The Springfield City Federation of Women'sClubs was formed in 1906, and is now composed of the Saturday Club, Friends in Council, Home Economics, Sorosis, Progressive Workers, Political Equality and South Side W. C. T. U. organizations, the object of federation being to better correlate all local club work and to secure judicious co-operation in such civic measures as might commend themselves to the activities of the public-spirited women of the city. Under the leadership of Mrs.
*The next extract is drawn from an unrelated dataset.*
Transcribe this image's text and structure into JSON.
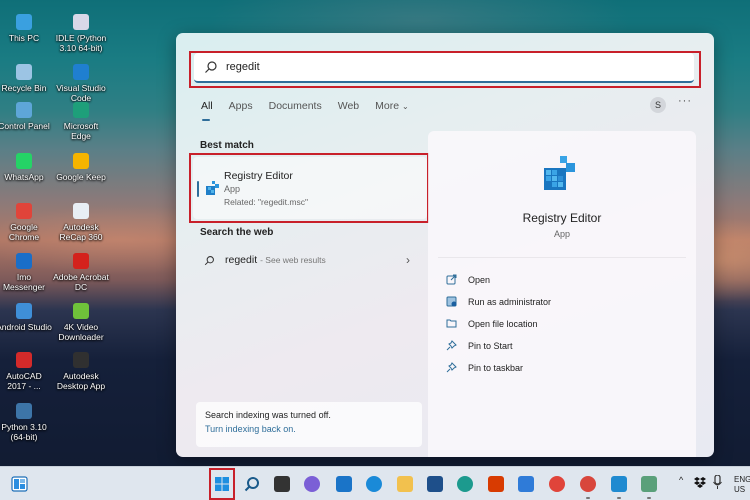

Gertrude Haseltine Clarke, its first president, much interest was aroused for better kept and more beautiful lawns and gardens, and many prizes were given to successful competitors along this line. There are few movements for bettering local social conditions which the City Federation has not aided. The appointing of a police matron, the Visiting Nurse Association and the Travelers' Aid, at the Frisco railway station, have all had the helping hand of this organization, while public parks and playgrounds are among the projects to which it has constantly directed public attention. Its rest-room for women in the part of the city most frequenter by those who come from the rural districts for the weekly shopping, maintained for several years, but now temporarily closed, has been one of its best undertakings, emphasizing as it does the bond of fellowship between the town and country women and their mutual need of each other.

The present head of the City Federation, Mrs. B. F. Finkel, has brought its membership into cooperation with the new Public Welfare Board, and so enlisted its sympathies along all the lines of philanthropy and practical charity, aiding in the creation of an enlightened public sentiment toward the reforms needed to make Springfield a city in which municipal problems are squarely faced and intelligently handled.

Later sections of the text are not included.